Tout d’abord et jusqu’à la dernière décennie du XXème siècle, aucun accord n’a pu se faire sur la technique de l’épisiotomie. Sans s’attarder sur les incisions pratiquées en baïonnette ou bilatérales, ou sur la sphinctérotomie [9-10] qui n’ont jamais eu une grande diffusion, il faut signaler qu’en France deux techniques ont coexisté : l’épisiotomie latérale et l’épisiotomie médio-latérale, cette dernière finissant par s’imposer [11-12]. À ce type d’incision s’est opposée, jusqu’à la fin du XXème siècle, la périnéotomie médiane, défendue par certains en France, mais dominant largement en Grande-Bretagne et en Amérique du Nord [13-14]. À ces divergences s’ajoutent les multiples techniques de sutures proposées et d’anesthésie conseillées.

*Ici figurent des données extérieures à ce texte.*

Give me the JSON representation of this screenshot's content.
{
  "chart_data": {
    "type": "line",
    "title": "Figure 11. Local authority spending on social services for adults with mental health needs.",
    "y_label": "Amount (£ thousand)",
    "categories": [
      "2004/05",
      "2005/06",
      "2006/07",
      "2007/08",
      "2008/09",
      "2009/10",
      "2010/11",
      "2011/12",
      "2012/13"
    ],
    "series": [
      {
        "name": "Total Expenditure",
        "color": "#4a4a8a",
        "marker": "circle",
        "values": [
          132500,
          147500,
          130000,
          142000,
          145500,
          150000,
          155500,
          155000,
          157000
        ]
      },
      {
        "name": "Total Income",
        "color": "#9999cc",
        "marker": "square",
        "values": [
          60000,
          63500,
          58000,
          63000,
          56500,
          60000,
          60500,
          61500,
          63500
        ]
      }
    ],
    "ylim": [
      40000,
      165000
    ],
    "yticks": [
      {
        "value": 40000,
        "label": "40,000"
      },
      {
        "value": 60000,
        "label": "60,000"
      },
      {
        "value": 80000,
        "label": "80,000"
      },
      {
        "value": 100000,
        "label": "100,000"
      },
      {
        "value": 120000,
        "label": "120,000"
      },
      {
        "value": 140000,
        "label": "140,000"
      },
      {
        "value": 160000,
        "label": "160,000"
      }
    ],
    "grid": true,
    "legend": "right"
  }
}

Deuxième constat, le plus remarquable sans doute : les pays de haut niveau sanitaire, aux conditions obstétricales quasi-identiques, ont eu des taux d’épisiotomies extrêmement dispersés, atteignant 96 % pour les primipares en Grande-Bretagne [15], 82,5 % au Canada [16], alors qu’il n’était encore que de 38,4 % dans l’enquête française de 1981 [17]. Notons d’ailleurs que les variations nationales sont considérables. N’aurait-il pas été nécessaire de s’interroger sur les chiffres très bas de la pratique hollandaise ? [16]. En effet, si dans ce pays, la pratique de l’accouchement à domicile est répandue et encouragée (environ le tiers des naissances), l’attention portée à son bon déroulement, à la santé de la mère et du nouveau-né, est au moins identique à celle des autres nations occidentales comme en atteste l’ensemble des paramètres de périnatalité de ce pays.

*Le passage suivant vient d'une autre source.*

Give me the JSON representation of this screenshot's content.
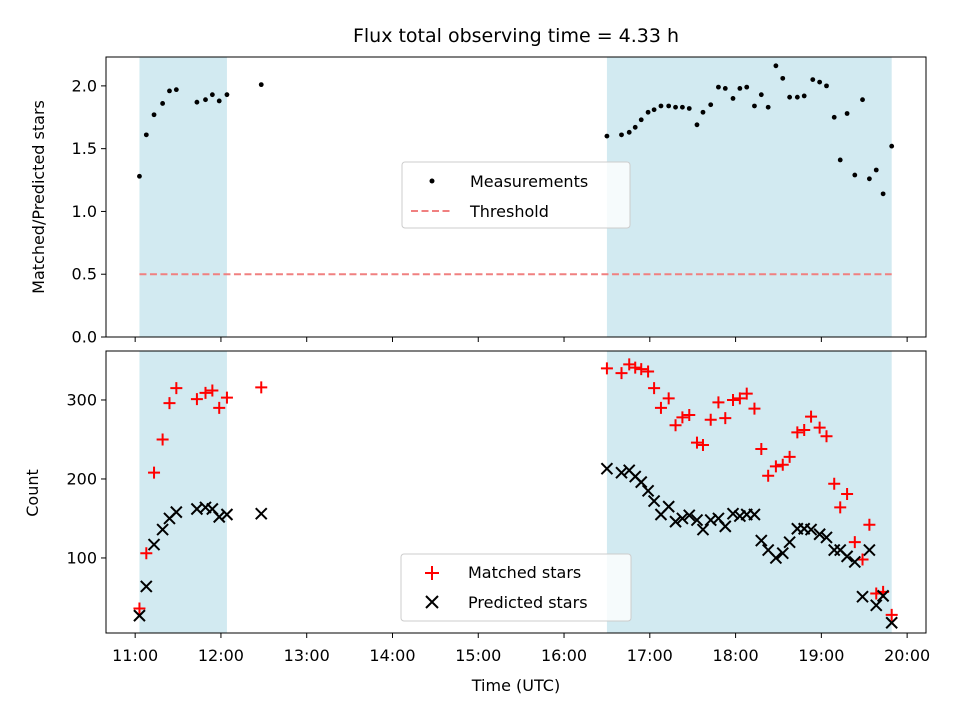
{
  "figure": {
    "title": "Flux total observing time = 4.33 h",
    "xlabel": "Time (UTC)",
    "x_ticks": [
      "11:00",
      "12:00",
      "13:00",
      "14:00",
      "15:00",
      "16:00",
      "17:00",
      "18:00",
      "19:00",
      "20:00"
    ]
  },
  "colors": {
    "band": "#add8e6",
    "measure": "#000000",
    "threshold": "#f08080",
    "matched": "#ff0000",
    "predicted": "#000000"
  },
  "chart_data": [
    {
      "type": "scatter",
      "ylabel": "Matched/Predicted stars",
      "ylim": [
        0,
        2.23
      ],
      "xlim": [
        10.66,
        20.22
      ],
      "y_ticks": [
        "0.0",
        "0.5",
        "1.0",
        "1.5",
        "2.0"
      ],
      "y_tick_values": [
        0,
        0.5,
        1.0,
        1.5,
        2.0
      ],
      "shaded_intervals": [
        [
          11.05,
          12.07
        ],
        [
          16.5,
          19.82
        ]
      ],
      "legend": {
        "placement": "center",
        "measurements": "Measurements",
        "threshold": "Threshold"
      },
      "threshold": {
        "value": 0.5,
        "x_range": [
          11.05,
          19.82
        ]
      },
      "series": [
        {
          "name": "Measurements",
          "points": [
            [
              11.05,
              1.28
            ],
            [
              11.13,
              1.61
            ],
            [
              11.22,
              1.77
            ],
            [
              11.32,
              1.86
            ],
            [
              11.4,
              1.96
            ],
            [
              11.48,
              1.97
            ],
            [
              11.72,
              1.87
            ],
            [
              11.82,
              1.89
            ],
            [
              11.9,
              1.93
            ],
            [
              11.98,
              1.88
            ],
            [
              12.07,
              1.93
            ],
            [
              12.47,
              2.01
            ],
            [
              16.5,
              1.6
            ],
            [
              16.67,
              1.61
            ],
            [
              16.76,
              1.63
            ],
            [
              16.83,
              1.67
            ],
            [
              16.9,
              1.73
            ],
            [
              16.98,
              1.79
            ],
            [
              17.05,
              1.81
            ],
            [
              17.13,
              1.84
            ],
            [
              17.22,
              1.84
            ],
            [
              17.3,
              1.83
            ],
            [
              17.38,
              1.83
            ],
            [
              17.46,
              1.82
            ],
            [
              17.55,
              1.69
            ],
            [
              17.62,
              1.79
            ],
            [
              17.71,
              1.85
            ],
            [
              17.8,
              1.99
            ],
            [
              17.88,
              1.98
            ],
            [
              17.97,
              1.9
            ],
            [
              18.05,
              1.98
            ],
            [
              18.13,
              1.99
            ],
            [
              18.22,
              1.84
            ],
            [
              18.3,
              1.93
            ],
            [
              18.38,
              1.83
            ],
            [
              18.47,
              2.16
            ],
            [
              18.55,
              2.06
            ],
            [
              18.63,
              1.91
            ],
            [
              18.72,
              1.91
            ],
            [
              18.8,
              1.92
            ],
            [
              18.9,
              2.05
            ],
            [
              18.98,
              2.03
            ],
            [
              19.06,
              2.0
            ],
            [
              19.15,
              1.75
            ],
            [
              19.22,
              1.41
            ],
            [
              19.3,
              1.78
            ],
            [
              19.39,
              1.29
            ],
            [
              19.48,
              1.89
            ],
            [
              19.56,
              1.26
            ],
            [
              19.64,
              1.33
            ],
            [
              19.72,
              1.14
            ],
            [
              19.82,
              1.52
            ]
          ]
        }
      ]
    },
    {
      "type": "scatter",
      "ylabel": "Count",
      "ylim": [
        5,
        362
      ],
      "xlim": [
        10.66,
        20.22
      ],
      "y_ticks": [
        "100",
        "200",
        "300"
      ],
      "y_tick_values": [
        100,
        200,
        300
      ],
      "shaded_intervals": [
        [
          11.05,
          12.07
        ],
        [
          16.5,
          19.82
        ]
      ],
      "legend": {
        "placement": "lower center",
        "matched": "Matched stars",
        "predicted": "Predicted stars"
      },
      "series": [
        {
          "name": "Matched stars",
          "points": [
            [
              11.05,
              36
            ],
            [
              11.13,
              106
            ],
            [
              11.22,
              208
            ],
            [
              11.32,
              250
            ],
            [
              11.4,
              296
            ],
            [
              11.48,
              315
            ],
            [
              11.72,
              301
            ],
            [
              11.82,
              309
            ],
            [
              11.9,
              312
            ],
            [
              11.98,
              290
            ],
            [
              12.07,
              303
            ],
            [
              12.47,
              316
            ],
            [
              16.5,
              340
            ],
            [
              16.67,
              334
            ],
            [
              16.76,
              345
            ],
            [
              16.83,
              341
            ],
            [
              16.9,
              339
            ],
            [
              16.98,
              336
            ],
            [
              17.05,
              315
            ],
            [
              17.13,
              290
            ],
            [
              17.22,
              302
            ],
            [
              17.3,
              268
            ],
            [
              17.38,
              278
            ],
            [
              17.46,
              281
            ],
            [
              17.55,
              246
            ],
            [
              17.62,
              243
            ],
            [
              17.71,
              275
            ],
            [
              17.8,
              297
            ],
            [
              17.88,
              277
            ],
            [
              17.97,
              300
            ],
            [
              18.05,
              302
            ],
            [
              18.13,
              308
            ],
            [
              18.22,
              289
            ],
            [
              18.3,
              238
            ],
            [
              18.38,
              204
            ],
            [
              18.47,
              216
            ],
            [
              18.55,
              218
            ],
            [
              18.63,
              228
            ],
            [
              18.72,
              259
            ],
            [
              18.8,
              262
            ],
            [
              18.88,
              279
            ],
            [
              18.98,
              265
            ],
            [
              19.06,
              254
            ],
            [
              19.15,
              194
            ],
            [
              19.22,
              164
            ],
            [
              19.3,
              181
            ],
            [
              19.39,
              120
            ],
            [
              19.48,
              98
            ],
            [
              19.56,
              142
            ],
            [
              19.64,
              55
            ],
            [
              19.72,
              57
            ],
            [
              19.82,
              28
            ]
          ]
        },
        {
          "name": "Predicted stars",
          "points": [
            [
              11.05,
              27
            ],
            [
              11.13,
              64
            ],
            [
              11.22,
              117
            ],
            [
              11.32,
              136
            ],
            [
              11.4,
              150
            ],
            [
              11.48,
              158
            ],
            [
              11.72,
              162
            ],
            [
              11.82,
              164
            ],
            [
              11.9,
              162
            ],
            [
              11.98,
              152
            ],
            [
              12.07,
              155
            ],
            [
              12.47,
              156
            ],
            [
              16.5,
              213
            ],
            [
              16.67,
              208
            ],
            [
              16.76,
              211
            ],
            [
              16.83,
              203
            ],
            [
              16.9,
              196
            ],
            [
              16.98,
              185
            ],
            [
              17.05,
              172
            ],
            [
              17.13,
              155
            ],
            [
              17.22,
              165
            ],
            [
              17.3,
              146
            ],
            [
              17.38,
              150
            ],
            [
              17.46,
              154
            ],
            [
              17.55,
              148
            ],
            [
              17.62,
              136
            ],
            [
              17.71,
              148
            ],
            [
              17.8,
              150
            ],
            [
              17.88,
              140
            ],
            [
              17.97,
              156
            ],
            [
              18.05,
              153
            ],
            [
              18.13,
              155
            ],
            [
              18.22,
              155
            ],
            [
              18.3,
              122
            ],
            [
              18.38,
              110
            ],
            [
              18.47,
              100
            ],
            [
              18.55,
              106
            ],
            [
              18.63,
              120
            ],
            [
              18.72,
              137
            ],
            [
              18.8,
              137
            ],
            [
              18.88,
              136
            ],
            [
              18.98,
              130
            ],
            [
              19.06,
              126
            ],
            [
              19.15,
              110
            ],
            [
              19.22,
              110
            ],
            [
              19.3,
              102
            ],
            [
              19.39,
              95
            ],
            [
              19.48,
              51
            ],
            [
              19.56,
              110
            ],
            [
              19.64,
              40
            ],
            [
              19.72,
              52
            ],
            [
              19.82,
              18
            ]
          ]
        }
      ]
    }
  ]
}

Cette double observation faite, il peut paraître surprenant que le taux d’épisiotomie chez la primipare ait constamment augmenté jusqu’au début de la décennie 1980, alors qu’une partie des indications materno-fœtales disparaissait. En effet, aux anomalies pelviennes à retentissement périnéal (luxation congénitale de hanches non ou tardivement corrigée, bassin cyphotique, séquelles de tuberculose osseuse), s’associaient autrefois la grande multiparité, les grossesses rapprochées, éventuellement la durée de l’accouchement, facteur d’infection et de souffrance fœtale, la plus grande fréquence de la prématurité, l’absence presque totale de préparation à l’accouchement et enfin les causes générales d’altération des tissus. Il est vrai que nous rentrions alors dans l’ère de la « tolérance zéro » et du « meilleur des mondes ».

Il n’est donc guère étonnant de voir apparaître, tout particulièrement aux États-Unis et au Canada où culmine la systématisation, des organisations de Femmes [18-19] s’interrogeant sur la justification d’une telle pratique.

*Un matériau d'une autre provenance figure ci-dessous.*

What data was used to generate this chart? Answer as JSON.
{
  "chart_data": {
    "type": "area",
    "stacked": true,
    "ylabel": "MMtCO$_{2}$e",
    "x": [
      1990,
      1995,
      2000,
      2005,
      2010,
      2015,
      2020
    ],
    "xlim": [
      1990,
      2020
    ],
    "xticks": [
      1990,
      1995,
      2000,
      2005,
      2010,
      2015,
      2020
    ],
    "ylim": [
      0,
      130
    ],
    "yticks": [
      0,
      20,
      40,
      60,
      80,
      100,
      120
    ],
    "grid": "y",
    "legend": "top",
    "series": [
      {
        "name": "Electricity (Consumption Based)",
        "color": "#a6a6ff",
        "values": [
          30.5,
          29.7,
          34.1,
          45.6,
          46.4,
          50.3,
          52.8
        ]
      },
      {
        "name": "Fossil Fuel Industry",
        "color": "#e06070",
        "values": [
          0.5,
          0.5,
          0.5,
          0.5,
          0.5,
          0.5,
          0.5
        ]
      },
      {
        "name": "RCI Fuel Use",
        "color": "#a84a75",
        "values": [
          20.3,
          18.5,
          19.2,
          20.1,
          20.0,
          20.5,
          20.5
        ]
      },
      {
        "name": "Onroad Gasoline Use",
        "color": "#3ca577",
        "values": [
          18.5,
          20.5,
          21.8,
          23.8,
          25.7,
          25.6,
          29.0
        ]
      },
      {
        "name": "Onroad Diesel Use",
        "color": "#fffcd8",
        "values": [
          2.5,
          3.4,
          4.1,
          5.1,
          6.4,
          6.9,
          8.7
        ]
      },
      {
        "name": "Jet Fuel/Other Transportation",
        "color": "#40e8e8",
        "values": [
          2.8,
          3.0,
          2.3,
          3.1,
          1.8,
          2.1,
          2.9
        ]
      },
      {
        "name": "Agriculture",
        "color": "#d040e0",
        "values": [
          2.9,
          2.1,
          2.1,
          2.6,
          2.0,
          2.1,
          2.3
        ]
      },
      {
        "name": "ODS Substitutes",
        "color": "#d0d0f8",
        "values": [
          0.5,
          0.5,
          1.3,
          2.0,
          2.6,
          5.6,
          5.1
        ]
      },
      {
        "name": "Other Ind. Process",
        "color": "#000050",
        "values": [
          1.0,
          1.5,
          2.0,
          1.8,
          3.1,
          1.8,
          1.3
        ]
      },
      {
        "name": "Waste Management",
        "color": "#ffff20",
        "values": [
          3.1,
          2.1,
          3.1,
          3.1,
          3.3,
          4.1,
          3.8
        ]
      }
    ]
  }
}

Faut-il aujourd’hui remettre en cause ce qui nous est apparu longtemps comme de solides, sinon irréfutables acquis médicaux ?

Désormais, une très abondante littérature faite de plusieurs centaines d’études prospectives ou rétrospectives a systématiquement exploré les multiples aspects de cette difficile question, douloureuse pour la santé mentale des professionnels, mais bien plus encore pour le bien-être somatopsychique des femmes.

Sous la forte incitation du Collectif Inter-Associatif autour de la NaissancE (C.I.A.N.E.) qui regroupe aujourd’hui plus de 130 associations, se fixant pour objectif la promotion du respect des nouveau-nés et des femmes lors des naissances, le Collège National des Gynécologues et Obstétriciens Français (C.N.G.O.F.) s’est courageusement attelé au rude travail de relecture de la totalité de ces études. Ses conclusions sont simples et sans appel : aucune indication précise de l’épisiotomie n’a fait la preuve de son caractère préventif [20].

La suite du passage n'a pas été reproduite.